Do you mean cos=adj/hyp or f(x)=a cos(bx-c)+d ?

Answer 37

The first formula, that's the definition of the cosine function.

If y ou accept that definition, and if you multiply both sides by "hyp," you obtain x= (hyp)(cos theta).

Here, your radius is 4 inches, your angle is (3/4)pi or 135 degrees.

First find the x-coordinate of the tip of the minute hand by finding x=(4 inches)(cosine 135 deg).

Answer 38

Is x the x-coordinate that I'm looking for?

Answer 39

Yes. You want the coordinates of the tip of the minute hand, and are now finding the x-coord. separately. Next, you'll find the y-coord.

Answer 40

Would the x-coordinate be -2.8?

Answer 41

Yes! Now, try finding the y-coordinate. Would you expect it to be positive or negative? Why? Hint: in which direction does the minute hand turn?

Answer 42

It goes clockwise so the y-coordinate would be negative.

Answer 43

You're doing very well indeed. Indeed the tip of the minute hand would be in quadrant III as measured counterclockwise from 0 degrees or 0 radians.

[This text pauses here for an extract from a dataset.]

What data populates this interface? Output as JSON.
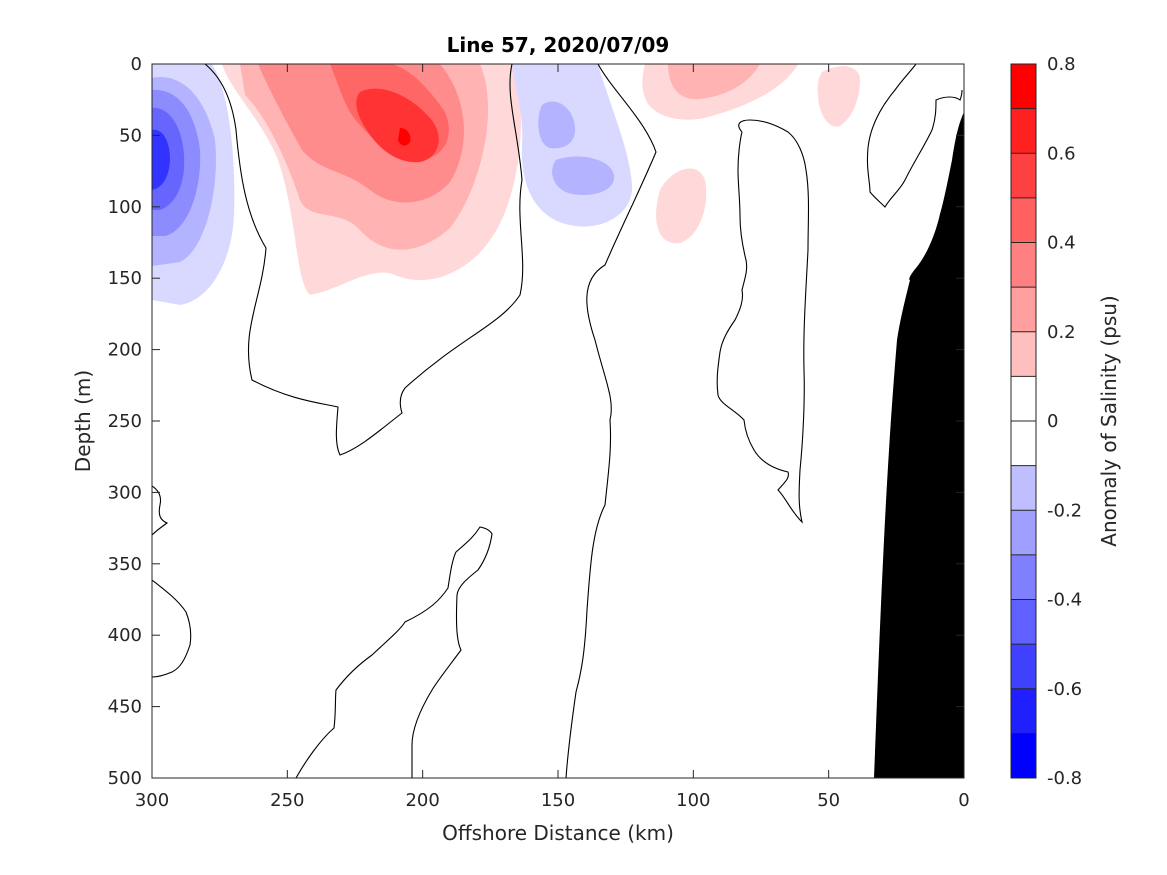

What do you now think are the coordinates of the tip of the minute hand?

Answer 44

I'm sorry, sir. I'm not sure about what to do from here.

Answer 45

You've correctly found the x-coordinate of the tip of the minute hand: x=-2.8.
You've correctly predicted that the y-coord. is negative.
By evaluating (4 inches)(sin [-(3/4)pi], you'll end up with the y-coordinate. What is it?

Answer 46

I got -0.16 but I don't think that I'm right.

Answer 47

How did you obtain that? Are you using a calculator?

Answer 48

Yes I am

Answer 49

I used sin for 3/4, then multiplied it by pi, and then multiplied it by 4.

Answer 50

Can you set it to either degree or radian mode?
if so, set it to degree mode if you're finding y=sin (-135 deg) or to radian mode if you're finding y = sin ([3/4]pi).

Answer 51

I see. That explains what happened here. FIRST, multiply (-3/4) by pi. only AFTER that, find the sine of the result.

Answer 52

Please try again.

Answer 53

In which mode (degrees or radians) is your calculator currently operating?

Answer 54

Degree

Answer 55

then the angle in question is -135 degrees. type in cos (-135) and see what you get.

Answer 56

I got -0.707

Answer 57

And that's correct.

Answer 58

For the y-coordinate?

Answer 59

Your -0.707 is correct as the value of the sine of (-135 deg). But you still have to multiply that by 4 inches, don't you? Try it, please.
Hint: the x- and the y- coordinates happen to be the same here!

Answer 60

Oh wow, I kept getting -2.8 for y but I thought I was wrong

Answer 61

So the coordinates are (-2.8.-2.8)?

Answer 62

Yes, that's perfect, EXCEPT you'll need to write "inches" after each of the two coordinates.

Answer 63

Ok. Thank you, sir, so very much!

Answer 64

My great pleasure, fawkes! Talk with you again!